Post-operative infection was seen in 6 patients in our study. So the prevalence of infection was 12%. Venu Madhav HV et al.15 reported the prevalence of infection in his study as 11.7% which is similar to our findings. Charalambous et al.16 reported prevalence of 27% and Gopal et al..17 reported prevalence of 27.4% % which is very high as compared to our findings. Henley et al.18 reported prevalence of infection as 34.7% which is very high as compared to our findings.

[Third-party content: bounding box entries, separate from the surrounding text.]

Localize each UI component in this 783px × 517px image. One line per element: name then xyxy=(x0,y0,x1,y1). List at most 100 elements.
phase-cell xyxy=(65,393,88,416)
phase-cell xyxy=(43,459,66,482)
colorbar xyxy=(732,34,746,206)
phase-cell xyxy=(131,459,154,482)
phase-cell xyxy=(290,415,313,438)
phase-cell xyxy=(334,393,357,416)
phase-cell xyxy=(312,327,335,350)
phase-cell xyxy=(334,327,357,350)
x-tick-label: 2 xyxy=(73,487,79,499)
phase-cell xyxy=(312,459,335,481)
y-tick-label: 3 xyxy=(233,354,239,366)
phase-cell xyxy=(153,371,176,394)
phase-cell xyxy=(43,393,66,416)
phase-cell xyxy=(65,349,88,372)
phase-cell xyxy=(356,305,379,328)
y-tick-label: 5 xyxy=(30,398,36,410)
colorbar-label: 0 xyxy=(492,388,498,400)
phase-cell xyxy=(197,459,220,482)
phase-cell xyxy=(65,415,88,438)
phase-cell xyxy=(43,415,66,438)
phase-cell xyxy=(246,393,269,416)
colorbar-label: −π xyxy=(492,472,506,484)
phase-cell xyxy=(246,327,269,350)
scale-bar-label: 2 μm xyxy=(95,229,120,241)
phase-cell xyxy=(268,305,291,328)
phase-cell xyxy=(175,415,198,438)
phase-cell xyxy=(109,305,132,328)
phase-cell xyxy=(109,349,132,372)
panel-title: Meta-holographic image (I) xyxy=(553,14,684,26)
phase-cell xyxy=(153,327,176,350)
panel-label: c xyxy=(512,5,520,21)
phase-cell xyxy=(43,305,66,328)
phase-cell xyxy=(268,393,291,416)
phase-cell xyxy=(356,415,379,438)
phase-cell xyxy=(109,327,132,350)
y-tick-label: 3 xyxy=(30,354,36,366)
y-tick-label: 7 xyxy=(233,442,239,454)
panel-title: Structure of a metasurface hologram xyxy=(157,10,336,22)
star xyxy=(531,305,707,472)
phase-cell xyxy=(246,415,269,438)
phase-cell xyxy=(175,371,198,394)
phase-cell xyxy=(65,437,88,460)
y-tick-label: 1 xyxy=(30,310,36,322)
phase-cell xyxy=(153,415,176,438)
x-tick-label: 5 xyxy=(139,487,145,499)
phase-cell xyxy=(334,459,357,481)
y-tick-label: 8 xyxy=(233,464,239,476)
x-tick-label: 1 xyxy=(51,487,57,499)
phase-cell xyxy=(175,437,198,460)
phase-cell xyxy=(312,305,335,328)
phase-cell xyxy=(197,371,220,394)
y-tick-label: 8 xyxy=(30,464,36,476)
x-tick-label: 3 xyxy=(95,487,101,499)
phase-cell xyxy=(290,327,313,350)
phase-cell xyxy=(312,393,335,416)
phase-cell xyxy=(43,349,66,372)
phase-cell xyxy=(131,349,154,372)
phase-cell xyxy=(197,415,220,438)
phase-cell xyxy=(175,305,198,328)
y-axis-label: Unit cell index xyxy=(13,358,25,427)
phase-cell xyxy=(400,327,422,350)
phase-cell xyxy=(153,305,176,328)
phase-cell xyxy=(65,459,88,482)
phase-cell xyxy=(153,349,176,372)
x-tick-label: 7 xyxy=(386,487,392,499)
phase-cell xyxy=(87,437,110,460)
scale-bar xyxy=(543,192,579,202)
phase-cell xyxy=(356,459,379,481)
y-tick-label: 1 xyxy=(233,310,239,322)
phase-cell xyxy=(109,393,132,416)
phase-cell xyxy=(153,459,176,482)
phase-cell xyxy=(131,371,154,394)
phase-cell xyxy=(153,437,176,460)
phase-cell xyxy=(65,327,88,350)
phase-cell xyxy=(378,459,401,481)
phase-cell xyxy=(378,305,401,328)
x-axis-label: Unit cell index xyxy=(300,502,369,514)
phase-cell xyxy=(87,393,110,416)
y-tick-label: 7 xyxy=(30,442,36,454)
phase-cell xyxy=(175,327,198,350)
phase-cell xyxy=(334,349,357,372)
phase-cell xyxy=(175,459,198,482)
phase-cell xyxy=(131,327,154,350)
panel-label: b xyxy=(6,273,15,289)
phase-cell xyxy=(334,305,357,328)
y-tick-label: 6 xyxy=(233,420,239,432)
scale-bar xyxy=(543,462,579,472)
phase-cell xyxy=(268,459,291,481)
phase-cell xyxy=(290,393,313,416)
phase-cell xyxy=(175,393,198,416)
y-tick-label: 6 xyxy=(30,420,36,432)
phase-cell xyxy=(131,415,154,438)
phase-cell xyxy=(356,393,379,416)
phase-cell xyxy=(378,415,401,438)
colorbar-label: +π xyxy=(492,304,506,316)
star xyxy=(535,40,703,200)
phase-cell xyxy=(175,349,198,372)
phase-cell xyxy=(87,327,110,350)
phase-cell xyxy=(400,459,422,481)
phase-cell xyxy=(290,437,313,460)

Duration required for healthy granulation tissue

In our study, majority of the patients, duration required for healthy granulation tissue and for making the wound fit for skin cover procedures was 9 days i.e. 45(90%) and in only 5 patients i.e. 10% it was 12 days. Venu Madhav HV et al..15 found that the mean duration required for formation of healthy uniform granulation bed was 10.5 days (9-12 days) which is consistent with our study findings. Similar studies were conducted by Morykwas MJ et al..19 showed that VAC proved effective in shrinking of the diameter of the wound size and formation of healthy granulation tissue when compared to normal saline dressing methods.

 

CONCLUSION

The rate of wound infection was significantly reduced. Hospital stay was reduced. The granulation tissue formed was healthy and uniform. The wound was fit for definitive skin cover procedures like SSG and flap cover at a faster rate.